A section of the Housatonic River in Pittsfield, Massachusetts, where PCBs sediment was excavated and removed, in a file photo.
Nancy Eve Cohen
/
NEPM
A section of the Housatonic River in Pittsfield, Massachusetts, where PCBs sediment was excavated and removed, in a file photo.

The decades-long battle to remove PCBs from the Housatonic River continues later this week, when the EPA's appeals board hears oral arguments against the agency's cleanup plan. 

Arguments will be presented virtually on September 2 (PDF).

The big fight is over a planned toxic waste disposal site in Lee, Massachusetts. Two environmental groups are arguing the EPA itself previously said disposing PCBs locally would be "less protective" (PDF) than shipping the waste out of state.

But the agency says it plans to design a site that would "meet or exceed" federal requirements for PCB landfills (PDF), and would contain waste that has such low levels of PCBs it would be safe to put it in a municipal landfill. Waste with higher concentrations would be shipped off-site.

The Housatonic River Initiative and the Housatonic Environmental Action League are also appealing the amount of PCBs that would be removed under the permit, saying not enough would be excavated, and that no PCBs will be cleaned up from the river in Connecticut.

The environmental groups also want alternative technologies to be researched and used to treat PCBs in place, rather than excavate sediments.

General Electric used PCBs from the 1930s until the 1970s at its now-closed Pittsfield plant, which released them into the river.

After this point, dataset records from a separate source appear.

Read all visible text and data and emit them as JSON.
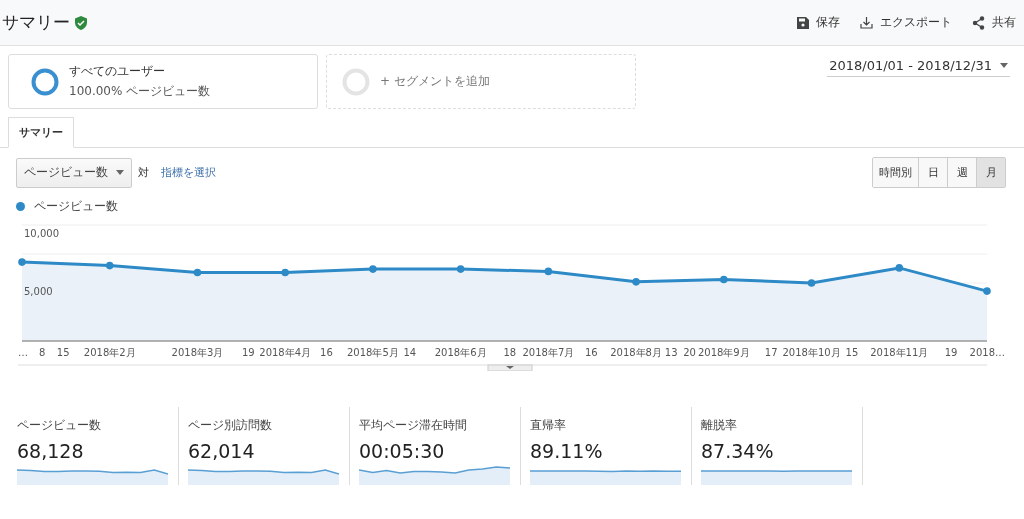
{
  "header": {
    "title": "サマリー",
    "actions": [
      {
        "kind": "save",
        "label": "保存"
      },
      {
        "kind": "export",
        "label": "エクスポート"
      },
      {
        "kind": "share",
        "label": "共有"
      }
    ]
  },
  "segments": [
    {
      "kind": "active",
      "name": "すべてのユーザー",
      "detail": "100.00% ページビュー数"
    },
    {
      "kind": "add",
      "name": "+ セグメントを追加"
    }
  ],
  "date_range": "2018/01/01 - 2018/12/31",
  "tabs": [
    {
      "label": "サマリー",
      "selected": true
    }
  ],
  "metric_select": {
    "value": "ページビュー数",
    "versus": "対",
    "link": "指標を選択"
  },
  "intervals": [
    {
      "label": "時間別",
      "selected": false
    },
    {
      "label": "日",
      "selected": false
    },
    {
      "label": "週",
      "selected": false
    },
    {
      "label": "月",
      "selected": true
    }
  ],
  "chart_data": {
    "type": "area",
    "categories": [
      "…",
      "8",
      "15",
      "2018年2月",
      "2018年3月",
      "19",
      "2018年4月",
      "16",
      "2018年5月",
      "14",
      "2018年6月",
      "18",
      "2018年7月",
      "16",
      "2018年8月",
      "13",
      "20",
      "2018年9月",
      "17",
      "2018年10月",
      "15",
      "2018年11月",
      "19",
      "2018…"
    ],
    "series": [
      {
        "name": "ページビュー数",
        "color": "#2d8ac7",
        "values": [
          6800,
          null,
          null,
          6500,
          5900,
          null,
          5900,
          null,
          6200,
          null,
          6200,
          null,
          6000,
          null,
          5100,
          null,
          null,
          5300,
          null,
          5000,
          null,
          6300,
          null,
          4300
        ]
      }
    ],
    "ylim": [
      0,
      10000
    ],
    "yticks": [
      {
        "value": 5000,
        "label": "5,000"
      },
      {
        "value": 10000,
        "label": "10,000"
      }
    ]
  },
  "metrics": [
    {
      "label": "ページビュー数",
      "value": "68,128"
    },
    {
      "label": "ページ別訪問数",
      "value": "62,014"
    },
    {
      "label": "平均ページ滞在時間",
      "value": "00:05:30"
    },
    {
      "label": "直帰率",
      "value": "89.11%"
    },
    {
      "label": "離脱率",
      "value": "87.34%"
    }
  ]
}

PCBs are considered a probable carcinogen. They can also cause adverse health effects in the endocrine, reproductive, immune and nervous systems.

Still, PCBs remain on the Housatonic's river bottom, where they're ingested by insects, which are consumed by fish. Signs along the river advise people not to eat the fish.

The cleanup of the first two miles south of the GE plant in Pittsfield, which was completed in 2006, utilized PCB dumps in Pittsfield and primarily out-of-state disposal facilities (PDF).

The Massachusetts Department of Public Health recently announced it will do a cancer study in Pittsfield, something it last did in 2002.